The others, Sadie repeated as she walked down a dimly lit, green-carpeted hallway that smelled of wood polish and fresh-cut flowers, toward the sound of voices. One of her deepest secrets was that rooms full of strangers made her panic. All those eyes looking at her. It was idiotic, she knew, a sign of weakness she hated. The only person she’d ever admitted it to was her best friend, Decca, who loved attention and whose first reaction had been to laugh.

“You’re pretty, impeccably groomed, and, thanks to me, well dressed. If I wasn’t so self-centered, I’d totally hate you. What are you afraid of people seeing?”

“I don’t know. My mind freezes up, and I can’t think of anything to say.”

“Pretend you’re at a debate tournament,” Decca suggested. “You always have plenty to say there.”

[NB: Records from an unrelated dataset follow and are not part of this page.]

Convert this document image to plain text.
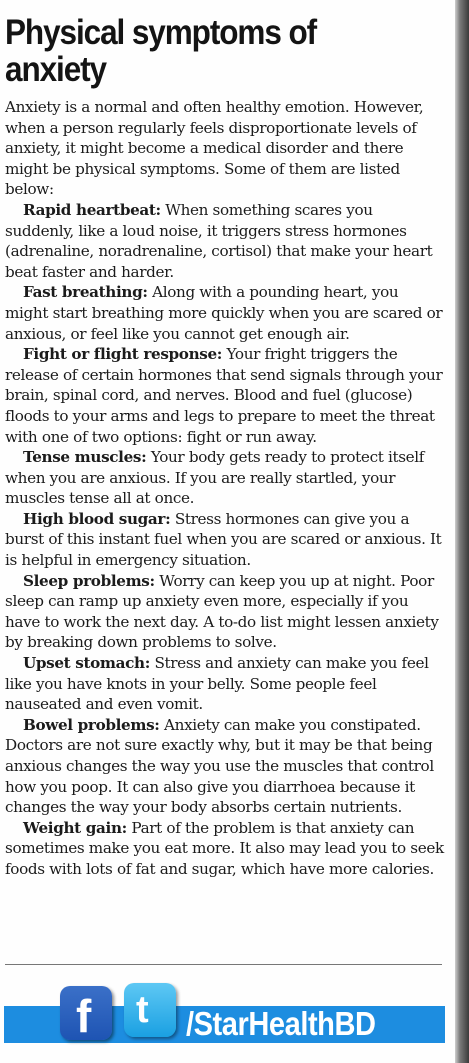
Physical symptoms of
anxiety

Anxiety is a normal and often healthy emotion. However, when a person regularly feels disproportionate levels of anxiety, it might become a medical disorder and there might be physical symptoms. Some of them are listed below:

Rapid heartbeat: When something scares you suddenly, like a loud noise, it triggers stress hormones (adrenaline, noradrenaline, cortisol) that make your heart beat faster and harder.

Fast breathing: Along with a pounding heart, you might start breathing more quickly when you are scared or anxious, or feel like you cannot get enough air.

Fight or flight response: Your fright triggers the release of certain hormones that send signals through your brain, spinal cord, and nerves. Blood and fuel (glucose) floods to your arms and legs to prepare to meet the threat with one of two options: fight or run away.

Tense muscles: Your body gets ready to protect itself when you are anxious. If you are really startled, your muscles tense all at once.

High blood sugar: Stress hormones can give you a burst of this instant fuel when you are scared or anxious. It is helpful in emergency situation.

Sleep problems: Worry can keep you up at night. Poor sleep can ramp up anxiety even more, especially if you have to work the next day. A to-do list might lessen anxiety by breaking down problems to solve.

Upset stomach: Stress and anxiety can make you feel like you have knots in your belly. Some people feel nauseated and even vomit.

Bowel problems: Anxiety can make you constipated. Doctors are not sure exactly why, but it may be that being anxious changes the way you use the muscles that control how you poop. It can also give you diarrhoea because it changes the way your body absorbs certain nutrients.

Weight gain: Part of the problem is that anxiety can sometimes make you eat more. It also may lead you to seek foods with lots of fat and sugar, which have more calories.

f t /StarHealthBD
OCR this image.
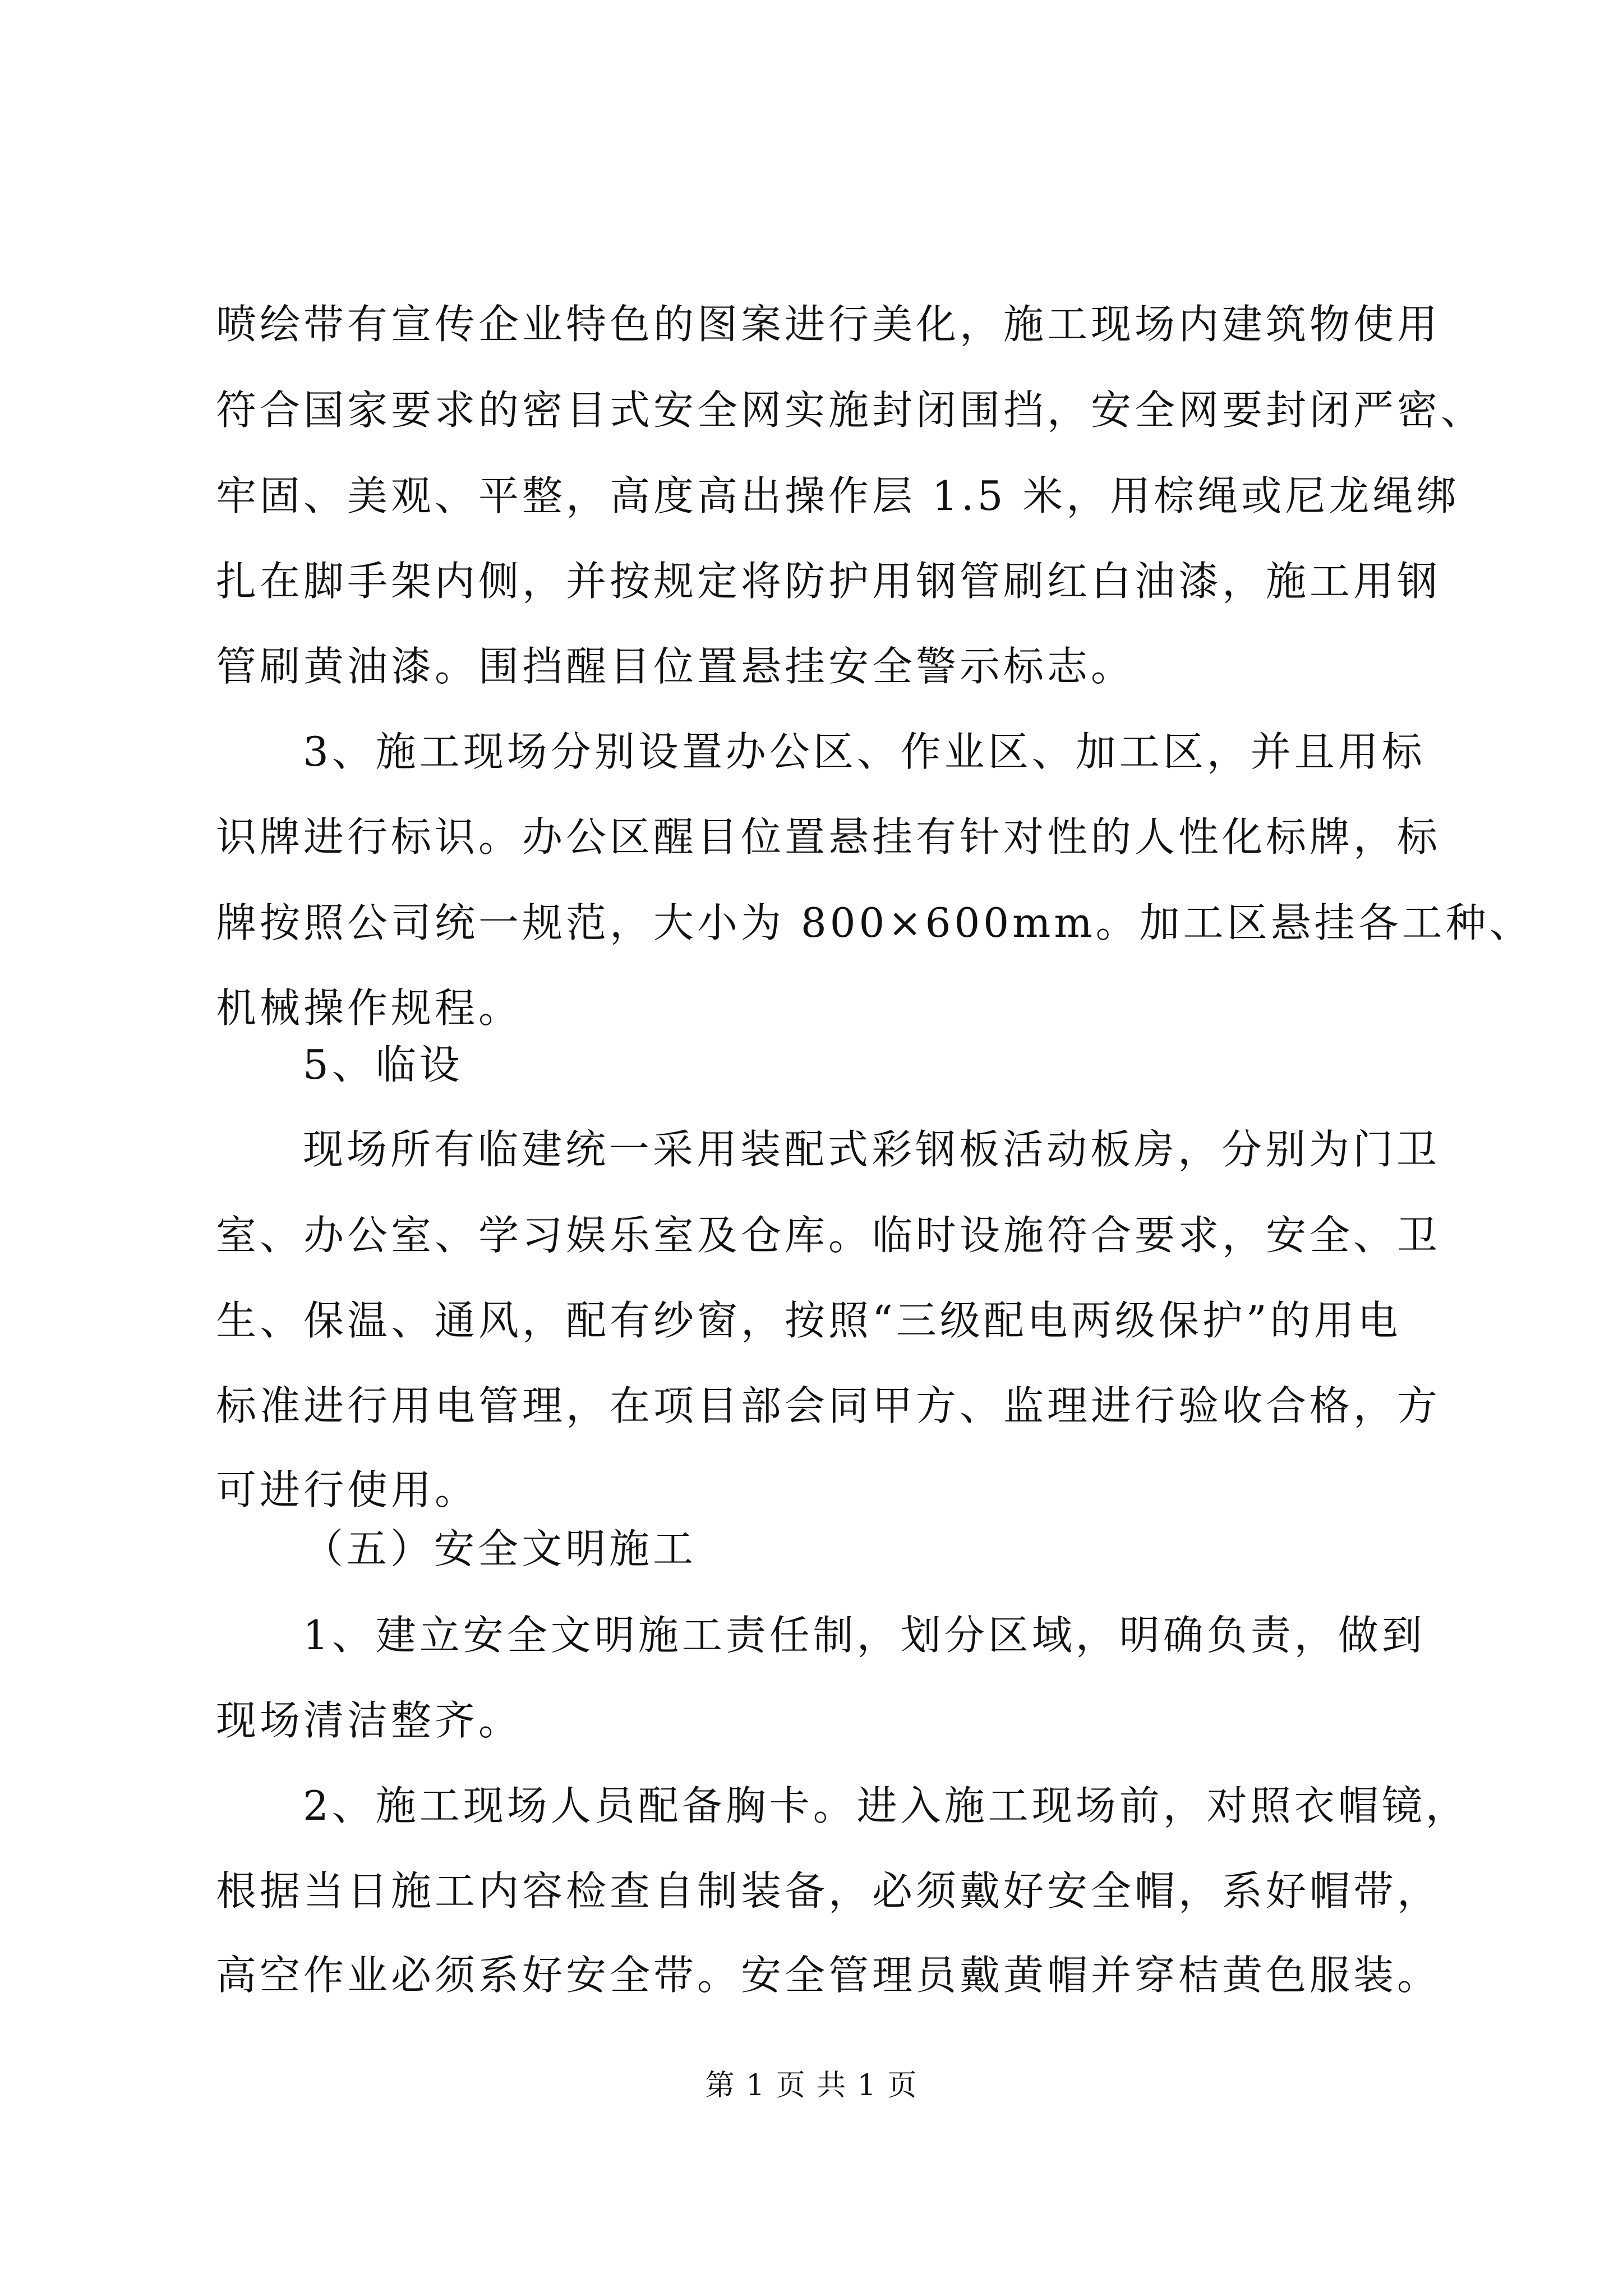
喷绘带有宣传企业特色的图案进行美化，施工现场内建筑物使用

符合国家要求的密目式安全网实施封闭围挡，安全网要封闭严密、

牢固、美观、平整，高度高出操作层 1.5 米，用棕绳或尼龙绳绑

扎在脚手架内侧，并按规定将防护用钢管刷红白油漆，施工用钢

管刷黄油漆。围挡醒目位置悬挂安全警示标志。

3、施工现场分别设置办公区、作业区、加工区，并且用标

识牌进行标识。办公区醒目位置悬挂有针对性的人性化标牌，标

牌按照公司统一规范，大小为 800×600mm。加工区悬挂各工种、

机械操作规程。

5、临设

现场所有临建统一采用装配式彩钢板活动板房，分别为门卫

室、办公室、学习娱乐室及仓库。临时设施符合要求，安全、卫

生、保温、通风，配有纱窗，按照“三级配电两级保护”的用电

标准进行用电管理，在项目部会同甲方、监理进行验收合格，方

可进行使用。

（五）安全文明施工

1、建立安全文明施工责任制，划分区域，明确负责，做到

现场清洁整齐。

2、施工现场人员配备胸卡。进入施工现场前，对照衣帽镜，

根据当日施工内容检查自制装备，必须戴好安全帽，系好帽带，

高空作业必须系好安全带。安全管理员戴黄帽并穿桔黄色服装。

第 1 页 共 1 页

Sadie had shaken her head. “That’s different. We prepare for that. I know exactly what’s going on, what I’m being judged on. What the rules are.”

Decca shrugged one shoulder. “So make up your own rules.”

Sadie remembered feeling shocked. “You can’t just make rules up.”

“Rule one,” Decca said, holding up a finger, “breathe. Rule two, pause in the doorway and survey the scene and tell yourself you’re going to have a good time. Rule three—”

“You want me to stop in the doorway so people can stare at me longer?” Sadie asked incredulously.

“It will make you appear quietly confident,” Decca assured her. “Nothing diffuses hostility like quiet confidence.”

“You should be secretary of state,” Sadie said.

“Rule three,” Decca went on, ignoring her, “get a beverage. And rule four, talk to the cutest guy in the room.”

“I think I liked the hanging-around-in-the-door part better. You know there’s no way I’m going to seek out the cutest guy in the room and start chatting with him.”

Decca looked at her pityingly. “Of course not. You won’t have to go looking for him; he’ll already be standing next to you.”

Sadie had laughed and said, “I think you’re talking about yourself.” Which was true. But the memory of the conversation made her feel a little better as she turned a corner and found herself on the threshold of a room filled with people.

It was large and square, the wood-paneled walls hung with portraits of someone’s distinguished ancestors. A large brass chandelier lit a round table with an elaborate bouquet of flowers in the middle, surrounded by tiers of muffins, scones, croissants, and individual coffee cakes. There was a silver coffee urn to one side, and servers in dark pants and shirts circulated, refilling cups and clearing plates.

The other Fellows clustered around the pastries, making halting conversation and eyeing the doors cagily, watching to see if anyone important was coming in. Sadie could tell that every one of them was used to being number one and that none of them was excited to share that position. She took a deep breath and felt like she could smell the animosity in the air.

In Decca’s honor she paused just inside the doorway, but she only had time to repeat “This is going to be fun” once before she heard a soft click and the doors closed behind her. A moment later someone clinked a spoon against a water glass, and all eyes swiveled toward the other end of the room, where Curtis Pinter, the man who had interviewed her, was standing.

He wore a well-cut navy blue suit and a light blue oxford-cloth shirt with no tie. He looked younger than he had at the interview, only a few years older than the Fellows, in his early twenties.

With his wavy dark hair falling forward and his eyes and skin the color of expensive honey, he also looked much more handsome. Definitely the cutest guy in the room.

As though he knew what she’d been thinking, his eyes met hers, and he gave a small, wry smile. Sadie felt her pulse speed up, and her cheeks got warm. She was relieved when his eyes moved past her, taking in the room at large.

Like a master showman he let the silence stretch until the anticipation and excitement in the air was almost unbearable. Without preamble he said, “Imagine seeing inside Picasso’s brain while he was painting. Sitting in while Shakespeare thought of ‘To be or not to be.’ Hearing what Mozart heard as he penned Don Giovanni. If we’d known then what we know now, we could have. You could have.”